Foto: APA/AP/dapd/Guillermo Arias

"Ich bin eine der Leiterinnen von KOFAVIV, einer Graswurzel-Frauenbewegung, die sich um Opfer sexueller Gewalt kümmert. Ich selbst wurde 1992 und 2003 vergewaltigt. Ich lebe in einem Zelt in einem Lager. Ich habe Gewalt gegen Frauen und Mädchen miterlebt. Und ich habe auch die vollkommen unzureichende Reaktion der Regierung auf diese Verbrechen miterlebt. KOFAVIV hat seit dem Erdbeben mindestens 242 Fälle von Vergewaltigungen mitbekommen. Wir warten bis heute auf eine strafrechltiche Verfolgung der Täter."

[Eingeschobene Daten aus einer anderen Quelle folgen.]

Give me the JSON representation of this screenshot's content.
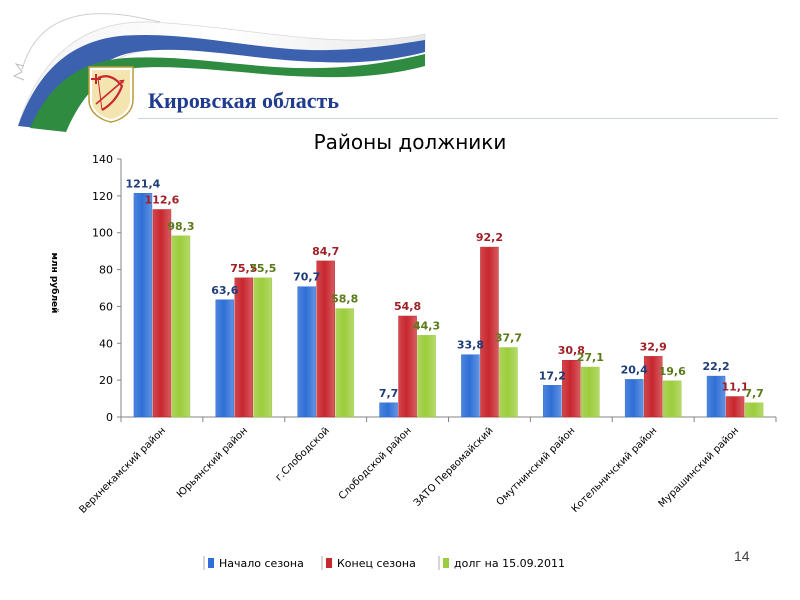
{
  "header": {
    "region_title": "Кировская область"
  },
  "slide": {
    "number": "14"
  },
  "colors": {
    "series": [
      "#2f6fd6",
      "#c8272e",
      "#9ccd3c"
    ],
    "label_colors": [
      "#1f3d7a",
      "#a11f26",
      "#5a7a1a"
    ],
    "ribbon_green": "#2e8b3f",
    "ribbon_blue": "#2a54a8",
    "title_blue": "#1f3c8f"
  },
  "chart_data": {
    "type": "bar",
    "title": "Районы должники",
    "ylabel": "млн рублей",
    "ylim": [
      0,
      140
    ],
    "yticks": [
      0,
      20,
      40,
      60,
      80,
      100,
      120,
      140
    ],
    "grid": false,
    "legend_position": "bottom",
    "categories": [
      "Верхнекамский район",
      "Юрьянский район",
      "г.Слободской",
      "Слободской район",
      "ЗАТО Первомайский",
      "Омутнинский район",
      "Котельничский район",
      "Мурашинский район"
    ],
    "series": [
      {
        "name": "Начало сезона",
        "values": [
          121.4,
          63.6,
          70.7,
          7.7,
          33.8,
          17.2,
          20.4,
          22.2
        ],
        "labels": [
          "121,4",
          "63,6",
          "70,7",
          "7,7",
          "33,8",
          "17,2",
          "20,4",
          "22,2"
        ]
      },
      {
        "name": "Конец сезона",
        "values": [
          112.6,
          75.5,
          84.7,
          54.8,
          92.2,
          30.8,
          32.9,
          11.1
        ],
        "labels": [
          "112,6",
          "75,5",
          "84,7",
          "54,8",
          "92,2",
          "30,8",
          "32,9",
          "11,1"
        ]
      },
      {
        "name": "долг на 15.09.2011",
        "values": [
          98.3,
          75.5,
          58.8,
          44.3,
          37.7,
          27.1,
          19.6,
          7.7
        ],
        "labels": [
          "98,3",
          "75,5",
          "58,8",
          "44,3",
          "37,7",
          "27,1",
          "19,6",
          "7,7"
        ]
      }
    ]
  }
}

Opfer statt Täter bestraft

Diese Worte richtete die Haitianerin Malya Villard-Apollon im Juni 2010 an den Menschenrechtsausschuss der UN. Ihr Land war bereits 2008, nach den verheerenden Wirbelstürmen, dort Thema; genauer: Der Anstieg der sexuellen Gewalt gegen Frauen nach den Naturkatastrophen, der die UN damals schon alarmierte. Wo es Anstrengungen der Regierung gegen die Gewalt gab, machte die nächste Katastrophe sie zunichte: Das Jahrhundertbeben der Stärke 7,0 vor knapp einem Jahr, am 12. Jänner 2010. Zehntausende Gebäude stürzten in Sekundenschnelle ein. Erst als die riesigen Staubwolken sich nach Tagen langsam verzogen hatten, offenbarte sich das ganze Ausmaß der Katastrophe: Hunderttausende Menschen starben, weitere Hunderttausende wurden verletzt, Millionen Menschen obdachlos. Sie mussten sich in den Trümmern ihrer Häuser oder in den überall wuchernden Zeltlagern ein provisorisches Dach über dem Kopf schaffen.

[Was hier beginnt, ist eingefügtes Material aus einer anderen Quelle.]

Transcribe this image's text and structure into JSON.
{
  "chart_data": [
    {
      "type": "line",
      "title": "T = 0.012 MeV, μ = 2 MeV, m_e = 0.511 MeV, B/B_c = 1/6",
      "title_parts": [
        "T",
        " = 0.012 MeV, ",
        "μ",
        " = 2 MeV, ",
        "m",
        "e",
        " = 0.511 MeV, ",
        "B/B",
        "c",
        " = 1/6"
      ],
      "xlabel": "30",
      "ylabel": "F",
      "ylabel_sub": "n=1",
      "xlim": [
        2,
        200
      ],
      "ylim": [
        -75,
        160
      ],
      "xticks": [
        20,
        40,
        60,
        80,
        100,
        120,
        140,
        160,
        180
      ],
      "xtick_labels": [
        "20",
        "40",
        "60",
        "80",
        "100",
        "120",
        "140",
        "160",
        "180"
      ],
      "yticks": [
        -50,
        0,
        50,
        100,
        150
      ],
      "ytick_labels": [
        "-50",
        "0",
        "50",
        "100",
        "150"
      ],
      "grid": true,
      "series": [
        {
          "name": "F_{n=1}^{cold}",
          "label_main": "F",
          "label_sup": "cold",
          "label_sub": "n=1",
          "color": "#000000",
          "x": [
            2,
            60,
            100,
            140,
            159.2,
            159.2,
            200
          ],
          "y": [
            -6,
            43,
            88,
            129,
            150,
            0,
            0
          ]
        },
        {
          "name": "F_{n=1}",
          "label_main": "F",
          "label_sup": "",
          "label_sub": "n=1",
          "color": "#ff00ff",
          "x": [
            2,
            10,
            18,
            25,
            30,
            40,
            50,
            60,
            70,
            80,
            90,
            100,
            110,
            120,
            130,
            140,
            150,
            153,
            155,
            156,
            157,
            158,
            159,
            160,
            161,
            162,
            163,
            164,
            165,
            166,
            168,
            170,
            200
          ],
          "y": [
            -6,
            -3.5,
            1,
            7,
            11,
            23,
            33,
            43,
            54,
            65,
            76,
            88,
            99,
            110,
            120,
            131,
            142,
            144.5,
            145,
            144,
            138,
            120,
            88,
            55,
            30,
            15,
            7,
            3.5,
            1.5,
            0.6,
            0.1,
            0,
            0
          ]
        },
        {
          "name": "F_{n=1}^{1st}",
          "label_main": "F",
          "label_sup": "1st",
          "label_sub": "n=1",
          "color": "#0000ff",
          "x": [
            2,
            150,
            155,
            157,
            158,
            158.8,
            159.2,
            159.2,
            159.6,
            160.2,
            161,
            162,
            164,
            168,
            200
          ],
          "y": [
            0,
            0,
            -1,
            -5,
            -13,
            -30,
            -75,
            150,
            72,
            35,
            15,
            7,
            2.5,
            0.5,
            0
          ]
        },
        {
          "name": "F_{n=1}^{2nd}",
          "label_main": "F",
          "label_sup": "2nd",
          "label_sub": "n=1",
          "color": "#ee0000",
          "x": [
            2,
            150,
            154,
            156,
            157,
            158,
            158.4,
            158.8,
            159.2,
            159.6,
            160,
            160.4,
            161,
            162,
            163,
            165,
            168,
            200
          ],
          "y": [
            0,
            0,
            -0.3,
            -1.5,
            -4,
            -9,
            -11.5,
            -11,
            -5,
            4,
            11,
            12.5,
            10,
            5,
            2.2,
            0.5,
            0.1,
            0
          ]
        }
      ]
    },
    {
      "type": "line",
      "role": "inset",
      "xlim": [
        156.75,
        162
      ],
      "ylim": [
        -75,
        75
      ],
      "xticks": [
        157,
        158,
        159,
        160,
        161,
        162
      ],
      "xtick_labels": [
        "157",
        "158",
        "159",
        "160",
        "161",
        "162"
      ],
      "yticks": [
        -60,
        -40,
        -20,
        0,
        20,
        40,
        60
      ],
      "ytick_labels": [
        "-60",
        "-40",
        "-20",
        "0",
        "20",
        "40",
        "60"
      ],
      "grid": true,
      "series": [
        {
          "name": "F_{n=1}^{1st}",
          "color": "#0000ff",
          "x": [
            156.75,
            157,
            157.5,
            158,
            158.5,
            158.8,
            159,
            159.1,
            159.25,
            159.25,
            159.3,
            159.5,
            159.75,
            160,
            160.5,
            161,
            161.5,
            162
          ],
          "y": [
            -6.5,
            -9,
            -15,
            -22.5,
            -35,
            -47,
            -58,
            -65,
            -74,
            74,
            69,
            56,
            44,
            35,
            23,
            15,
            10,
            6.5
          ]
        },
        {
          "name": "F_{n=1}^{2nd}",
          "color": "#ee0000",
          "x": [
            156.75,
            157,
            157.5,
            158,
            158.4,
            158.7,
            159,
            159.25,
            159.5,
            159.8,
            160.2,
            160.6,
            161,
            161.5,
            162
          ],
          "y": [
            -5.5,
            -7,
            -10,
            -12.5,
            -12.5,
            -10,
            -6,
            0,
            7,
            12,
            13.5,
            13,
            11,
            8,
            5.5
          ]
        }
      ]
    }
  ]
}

Jetzt, ein Jahr nach dem Jahrhundertbeben, ist das Provisorium zum Dauerzustand geworden. Und die Situation der Frauen hat sich noch weiter verschlimmert, dokumentiert eine neue Amnesty International-Studie, die fünfzig Opfer zu Wort kommen lässt, die von den Behörden keine Unterstützung erfahren haben - wie Tausende andere. "Frauen, die ohnedies mit dem Leben kämpfen, weil sie ihre Liebsten, ihre Wohnung und ihre Lebensgrundlage verloren haben, müssen nun der zusätzlichen Bedrohung durch sexuelle Gewalt ins Auge sehen", sagt Amnesty-Experte Gerardo Ducos. Die Verwaltung des Landes muss erst mühsam wieder aufgebaut werden, Polizeireviere und Krankenstationen wurden zerstört - und die Opfer werden derweil von der Polizei im Stich gelassen und die Täter, großteils junge Männer in Banden organisiert, kommen ungestraft davon.

Kein Ort zum Leben

Lokalen AktivistInnen wurden allein in den ersten 150 Tagen nach dem Beben 250 Vergewaltigungen in 15 der mittlerweile 1.199 Camps gemeldet. "Am 20. Januar, Abends, schossen einige junge Männer mit Gewehren herum. Sie stürmten in unser Lager und schnappten sich meine 19-jährige Nichte. Sie kamen einfach rein, packten sie und schleiften sie raus... Sie wurde von mehreren Männern vergewaltigt. Gegen 21 Uhr haben sie sie geholt und erst fünf Stunden später wieder freigelassen", schildert eine Frau im Amnesty-Bericht "Nachbeben". In ihrem Lager fänden sie keine Sicherheit, sagt sie, und auch außerhalb der Camps gäbe es nirgendswo Schutz: "Am Abend können wir nicht rausgehen. Es wird immer geschossen und Dinge werden in Brand gesteckt. Wir haben alle Angst. Wir können jeden Moment vergewaltigt werden."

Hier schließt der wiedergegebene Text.